Whether online marketing is beneficial to companies is no longer debatable. They must learn to do it and do it well to raise revenue, communicate with clientele and survive in modern business.
These were the facts at the South Florida Interactive Marketing Association’s fourth annual PubCon marketing summit Tuesday.
E-commerce experts and novices and professionals in marketing, information technology and other such fields gathered at Nova Southeastern University in Davie to learn and discuss the latest tools and best practices for marketing on the Internet.

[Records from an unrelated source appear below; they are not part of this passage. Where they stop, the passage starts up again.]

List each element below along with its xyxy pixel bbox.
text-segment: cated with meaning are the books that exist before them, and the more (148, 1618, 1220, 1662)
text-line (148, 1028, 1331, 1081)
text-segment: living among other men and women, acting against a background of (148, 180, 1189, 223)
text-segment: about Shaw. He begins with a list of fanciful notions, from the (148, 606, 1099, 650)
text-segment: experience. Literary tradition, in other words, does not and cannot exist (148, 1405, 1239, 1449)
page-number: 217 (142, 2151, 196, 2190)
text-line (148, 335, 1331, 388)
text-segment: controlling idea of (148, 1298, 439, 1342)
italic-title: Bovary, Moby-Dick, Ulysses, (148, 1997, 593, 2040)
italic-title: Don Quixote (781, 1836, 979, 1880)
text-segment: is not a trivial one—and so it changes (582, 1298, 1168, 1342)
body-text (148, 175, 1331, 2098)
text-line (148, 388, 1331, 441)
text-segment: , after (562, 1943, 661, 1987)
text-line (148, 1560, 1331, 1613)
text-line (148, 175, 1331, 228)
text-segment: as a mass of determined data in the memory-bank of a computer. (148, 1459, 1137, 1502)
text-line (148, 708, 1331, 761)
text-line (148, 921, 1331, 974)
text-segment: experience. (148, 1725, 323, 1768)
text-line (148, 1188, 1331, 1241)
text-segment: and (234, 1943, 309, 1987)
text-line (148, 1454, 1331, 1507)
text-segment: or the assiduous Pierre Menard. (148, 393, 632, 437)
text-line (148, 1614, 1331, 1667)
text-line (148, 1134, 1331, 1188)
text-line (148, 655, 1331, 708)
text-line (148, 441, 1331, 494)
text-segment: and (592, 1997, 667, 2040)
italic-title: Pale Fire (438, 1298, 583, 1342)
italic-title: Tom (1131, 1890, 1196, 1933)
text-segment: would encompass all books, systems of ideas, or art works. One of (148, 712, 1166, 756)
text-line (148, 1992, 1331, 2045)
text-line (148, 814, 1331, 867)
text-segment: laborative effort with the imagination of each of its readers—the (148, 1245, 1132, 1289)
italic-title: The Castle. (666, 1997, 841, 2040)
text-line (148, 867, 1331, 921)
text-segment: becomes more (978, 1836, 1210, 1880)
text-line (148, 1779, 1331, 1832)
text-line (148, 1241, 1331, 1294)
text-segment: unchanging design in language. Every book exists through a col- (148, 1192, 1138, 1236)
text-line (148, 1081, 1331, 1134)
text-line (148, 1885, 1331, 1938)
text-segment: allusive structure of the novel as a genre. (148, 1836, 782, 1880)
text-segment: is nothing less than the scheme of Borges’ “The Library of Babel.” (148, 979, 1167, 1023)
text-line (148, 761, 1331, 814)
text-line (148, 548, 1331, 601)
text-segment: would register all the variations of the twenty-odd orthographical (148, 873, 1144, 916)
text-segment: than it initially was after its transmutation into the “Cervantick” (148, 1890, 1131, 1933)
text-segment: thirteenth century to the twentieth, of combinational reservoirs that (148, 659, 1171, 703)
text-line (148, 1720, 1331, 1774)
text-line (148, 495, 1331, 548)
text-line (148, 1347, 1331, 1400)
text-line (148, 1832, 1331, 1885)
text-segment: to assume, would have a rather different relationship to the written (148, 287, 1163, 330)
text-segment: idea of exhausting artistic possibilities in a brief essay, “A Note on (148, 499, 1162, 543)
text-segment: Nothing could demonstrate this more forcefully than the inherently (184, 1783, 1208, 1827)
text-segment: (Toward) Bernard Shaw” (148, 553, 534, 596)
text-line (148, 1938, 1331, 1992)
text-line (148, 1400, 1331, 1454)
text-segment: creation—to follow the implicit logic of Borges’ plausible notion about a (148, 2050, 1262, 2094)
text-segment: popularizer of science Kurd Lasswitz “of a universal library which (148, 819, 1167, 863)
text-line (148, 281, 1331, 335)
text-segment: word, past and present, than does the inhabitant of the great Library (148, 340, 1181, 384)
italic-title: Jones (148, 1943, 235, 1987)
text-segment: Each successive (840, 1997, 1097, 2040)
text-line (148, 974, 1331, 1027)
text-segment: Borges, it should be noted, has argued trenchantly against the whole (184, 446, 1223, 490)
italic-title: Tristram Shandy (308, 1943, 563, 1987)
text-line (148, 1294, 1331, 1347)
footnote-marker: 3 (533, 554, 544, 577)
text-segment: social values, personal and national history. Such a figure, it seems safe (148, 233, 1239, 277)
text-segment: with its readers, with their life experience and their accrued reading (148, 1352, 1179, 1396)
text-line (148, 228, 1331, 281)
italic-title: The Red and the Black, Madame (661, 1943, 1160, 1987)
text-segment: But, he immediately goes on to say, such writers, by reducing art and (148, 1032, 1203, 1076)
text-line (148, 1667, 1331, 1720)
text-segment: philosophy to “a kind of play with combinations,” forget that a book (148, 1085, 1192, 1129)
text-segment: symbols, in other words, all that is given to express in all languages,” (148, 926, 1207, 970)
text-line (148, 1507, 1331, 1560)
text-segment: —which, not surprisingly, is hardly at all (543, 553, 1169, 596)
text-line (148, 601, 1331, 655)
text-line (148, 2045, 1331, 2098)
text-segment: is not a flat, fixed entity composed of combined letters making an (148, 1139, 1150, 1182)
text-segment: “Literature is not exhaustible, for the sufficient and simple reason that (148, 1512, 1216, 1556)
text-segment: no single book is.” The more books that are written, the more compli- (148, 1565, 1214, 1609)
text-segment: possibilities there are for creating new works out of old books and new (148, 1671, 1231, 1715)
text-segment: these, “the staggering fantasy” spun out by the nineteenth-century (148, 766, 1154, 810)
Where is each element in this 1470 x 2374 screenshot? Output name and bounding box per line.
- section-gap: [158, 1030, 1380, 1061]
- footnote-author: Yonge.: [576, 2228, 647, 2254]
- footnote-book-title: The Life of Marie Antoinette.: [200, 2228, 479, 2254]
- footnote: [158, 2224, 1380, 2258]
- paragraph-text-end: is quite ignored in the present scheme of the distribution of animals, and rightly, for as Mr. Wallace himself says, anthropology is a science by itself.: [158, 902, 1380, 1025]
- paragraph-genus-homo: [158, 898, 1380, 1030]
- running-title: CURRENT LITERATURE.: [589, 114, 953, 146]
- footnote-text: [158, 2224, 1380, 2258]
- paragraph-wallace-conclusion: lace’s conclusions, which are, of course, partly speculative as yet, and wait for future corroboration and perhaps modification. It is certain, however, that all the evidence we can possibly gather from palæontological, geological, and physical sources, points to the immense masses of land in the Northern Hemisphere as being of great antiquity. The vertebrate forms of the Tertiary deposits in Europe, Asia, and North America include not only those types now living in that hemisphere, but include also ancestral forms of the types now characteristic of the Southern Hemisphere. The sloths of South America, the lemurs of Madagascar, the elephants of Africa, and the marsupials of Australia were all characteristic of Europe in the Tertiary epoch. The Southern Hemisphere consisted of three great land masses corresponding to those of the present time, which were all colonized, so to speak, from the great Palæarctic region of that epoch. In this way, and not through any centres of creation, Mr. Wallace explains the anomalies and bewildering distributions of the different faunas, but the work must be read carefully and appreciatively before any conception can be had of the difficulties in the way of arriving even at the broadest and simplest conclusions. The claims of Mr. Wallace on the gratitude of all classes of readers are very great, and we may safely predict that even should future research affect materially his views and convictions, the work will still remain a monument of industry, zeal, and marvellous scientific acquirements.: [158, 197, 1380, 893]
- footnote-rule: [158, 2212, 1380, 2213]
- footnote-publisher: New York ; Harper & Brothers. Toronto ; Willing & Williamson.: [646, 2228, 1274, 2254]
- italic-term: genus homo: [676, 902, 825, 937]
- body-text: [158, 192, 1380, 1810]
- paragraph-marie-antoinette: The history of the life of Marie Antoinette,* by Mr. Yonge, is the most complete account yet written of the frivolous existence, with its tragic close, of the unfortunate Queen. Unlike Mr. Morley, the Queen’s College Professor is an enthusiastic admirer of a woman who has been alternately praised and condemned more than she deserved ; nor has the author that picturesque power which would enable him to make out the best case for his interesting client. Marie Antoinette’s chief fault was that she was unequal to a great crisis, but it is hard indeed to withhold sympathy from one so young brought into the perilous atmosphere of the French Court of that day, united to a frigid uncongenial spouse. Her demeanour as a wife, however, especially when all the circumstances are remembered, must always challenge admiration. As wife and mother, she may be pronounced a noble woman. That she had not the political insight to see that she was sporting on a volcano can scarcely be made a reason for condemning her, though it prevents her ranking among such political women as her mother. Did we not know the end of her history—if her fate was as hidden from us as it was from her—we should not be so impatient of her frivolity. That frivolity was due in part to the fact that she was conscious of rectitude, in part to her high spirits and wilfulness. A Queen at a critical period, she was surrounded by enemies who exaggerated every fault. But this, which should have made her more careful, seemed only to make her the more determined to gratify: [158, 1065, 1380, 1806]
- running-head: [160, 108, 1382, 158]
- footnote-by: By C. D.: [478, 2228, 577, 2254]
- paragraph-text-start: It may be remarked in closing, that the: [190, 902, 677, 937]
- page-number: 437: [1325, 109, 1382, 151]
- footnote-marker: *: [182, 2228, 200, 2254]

Nearly 205 attendees walked back and forth from an auditorium in the Miniaci Performing Arts Center to two lecture rooms in the adjacent Huizenga Sales Institute at the daylong summit.
Attendance cost between $199 to $349, and The Palm Beach Post was the title sponsor.
The 36 speakers’ presentations ranged among three concepts: marketing on social media, such as Facebook and Twitter; marketing through search engines, chiefly Google; and optimizing a website’s presence on search engines.
Lin Grosman decided to go to the summit when she found out the morning keynote speaker was Rob Snell, author of the “Starting a Yahoo! Business for Dummies” reference book.
Grosman, marketing director at GoDataFeed.com, a 10-member marketing software provider based in Sunrise, said she enjoyed Snell’s presentation on how the Internet helped improve his hunting dog supply retailer’s profits and brand.
She was already familiar with some of the speakers’ information through her job, Grosman said. But the importance of using the Internet to maximize business couldn’t be stressed enough.
“You need to be out there to be found, and the Internet is the way to do that,” she said.
Snell, the first of two keynote speakers at the summit, was only the first speaker to advise publishing honest, quality content for online customers and cut outdated spamming practices.
The managing partner at Gun Dog Supply, based in Starkville, Miss., reminded attendees of the human element remaining in business even with summit’s focus on technology.
He told how Gun Dog received more attention and boosted revenue after he made his brother Steve, the retailer’s president, into a relatable, likeable company mascot through social networks, e-mails and the company website.
“People don’t buy from web pages,” he said. “People buy from people.”